Target Utang Rp1440 Triliun pun tak Cukup, Ini Penjelasannya
Sudah utang Rp.1440 T, pemerintah masih kekurangan uang.
REPUBLIKA.CO.ID, JAKARTA — Ekonom senior Indef Dradjad Wibowo mengungkapkan bahwa saat ini keuangan negara sangat berat. Bahkan target berhutang Rp.1440 triliun pun pemeritah masih belum mencukupi.
Dradjad menduga banyak beban keuangan negara dialihkan pemerintah ke masyarakat, misal melalui kenaikan BPJS, Tapera. "Tentu ini membebani masyarakat karena saat ini masyarakat kehilangan sebagian besar penghasilannya, karena kondisi pandemi Covid-19,” kata Dradjad melalui pesan suara, kepada Republika.co.id, Senin (15/6)
Penyebabnya, menurut Dradjad, keuangan negara sedang sangat berat. Dijelaskannya, pajak untuk pertamakali turun penerimaannya dibanding tahun sebelumnya. Penerimaan pada kuartal I 2020 sebesar Rp.246,1 triliun, turun Rp.6 triliun dibanding tahun sebelumnya. “Dalam catatan saya, sejak reformasi belum pernah ada kejadian seperti ini,” ungkap Ketua Dewan Pakar PAN ini.
Kondisi ini menunjukkan negara kesulitan mencari sumber-sumber pemasukan negara. Efeknya, lanjut Dradjad, Kementerian keuangan memilih menambah utang. Dari sebelumnya ditargetkan Rp.352 triliun naik menjadi Rp.1440 triliun, atau naik hampir empatkali lipat.
Kata Dradjad, itupun masih belum cukup, sehingga tabungan masih akan diambil, yaitu diambil dari BLU, LPS, maupun BUMN. Sudah itupun Itupun, lanjut Dradjad, juga masih belum cukup. Bank Indonesia masih diminta untuk beli surat utang dari pemerintah. "Permintaannya di atas Rp.500 triliun, tapi BI hanya sanggup Rp.125 triliun,” kata Dradjad.

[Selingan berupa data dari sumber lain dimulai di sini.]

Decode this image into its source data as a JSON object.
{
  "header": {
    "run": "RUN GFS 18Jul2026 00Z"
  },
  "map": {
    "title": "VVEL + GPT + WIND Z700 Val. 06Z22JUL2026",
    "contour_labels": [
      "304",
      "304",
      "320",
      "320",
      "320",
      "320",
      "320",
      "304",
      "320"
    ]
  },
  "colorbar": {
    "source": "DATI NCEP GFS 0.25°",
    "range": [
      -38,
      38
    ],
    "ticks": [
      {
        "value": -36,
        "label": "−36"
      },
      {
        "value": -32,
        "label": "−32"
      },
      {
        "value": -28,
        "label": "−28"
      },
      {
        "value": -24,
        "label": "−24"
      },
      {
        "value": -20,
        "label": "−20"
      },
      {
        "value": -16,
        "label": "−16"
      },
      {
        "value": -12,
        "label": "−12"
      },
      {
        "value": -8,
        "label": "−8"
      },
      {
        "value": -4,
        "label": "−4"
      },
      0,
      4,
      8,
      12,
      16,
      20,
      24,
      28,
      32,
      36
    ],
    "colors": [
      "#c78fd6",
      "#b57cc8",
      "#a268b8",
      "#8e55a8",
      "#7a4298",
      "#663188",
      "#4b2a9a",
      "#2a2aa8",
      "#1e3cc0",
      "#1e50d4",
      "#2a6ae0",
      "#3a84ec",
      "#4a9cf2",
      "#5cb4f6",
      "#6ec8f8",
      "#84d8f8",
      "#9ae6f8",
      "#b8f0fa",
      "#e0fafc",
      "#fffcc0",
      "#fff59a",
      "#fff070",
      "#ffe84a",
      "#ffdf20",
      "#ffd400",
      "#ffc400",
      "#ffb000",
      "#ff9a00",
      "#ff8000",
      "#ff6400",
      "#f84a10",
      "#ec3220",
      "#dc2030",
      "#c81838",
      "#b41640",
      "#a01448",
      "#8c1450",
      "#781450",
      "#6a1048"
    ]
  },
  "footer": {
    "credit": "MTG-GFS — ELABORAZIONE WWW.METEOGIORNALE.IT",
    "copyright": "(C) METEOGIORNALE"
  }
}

Di sisi lain, pasar surat utang Indonesia semakin berat. Akibatnya Indonesia harus membayar kupon obligasi yang lebih mahal, dibanding negara lain. Diceritakannya, saat Kementerian Keuangan mengumumkan berhasil menerbitkan surat utang dalam dolar dengan kupon sekitar 3,9 persen. Pada saat yang sama, pada 28 April, Bendahara Nasional Filipina juga mendapatkan surat utang Rp.2,3 miliar dollar dari oblgasi dollar. Dari Rp.1 miliar dollar, mereka hanya kena kuponnya 2,457 persen.
"Kita lebih mahal, padahal Filipina itu dijuluki ‘The Sick of Asia'. Kita dianggap lebih jelek dibanding The Sick of Asia,” ungkap Dradjad.
Dradjad mengatakan, kondisi keuangan Indonesia memang berat, sehingga Menteri Keuangan harus mencari terobosan untuk menyelamatkan fiskal Indonesia.
Apa yang harus dilakukan ke depan untuk New Normal?. Menurut Dradjad, Indonesia harus menyelamatkan fiskal. “Memang harus melakukan terobosan untuk menyelamatkan fiskal Indonesia,” ungkap Dradjad.
Dalam penyelamatan fiskal ini, kata Dradjad, salah satu usul dari politikus Golkar Misbakhun adalah mencetak uang. Tentu usul ini banyak memunculkan kontroversi. Namun selain cara itu, kata Dradjad, masih ada terobosan lain yang dilakukan. “Saya punya cara, tapi belum saya ungkapkan sekarang. Tapi intinya terobosannya jangan hanya cara-cara konvensional yang seperti biasa dilakukan,” ungkap Dradjad.
Dradjad mengingatkan, jika pemerintah tidak berhasil menyelamatkan fiskal, maka efeknya akan sangat panjang.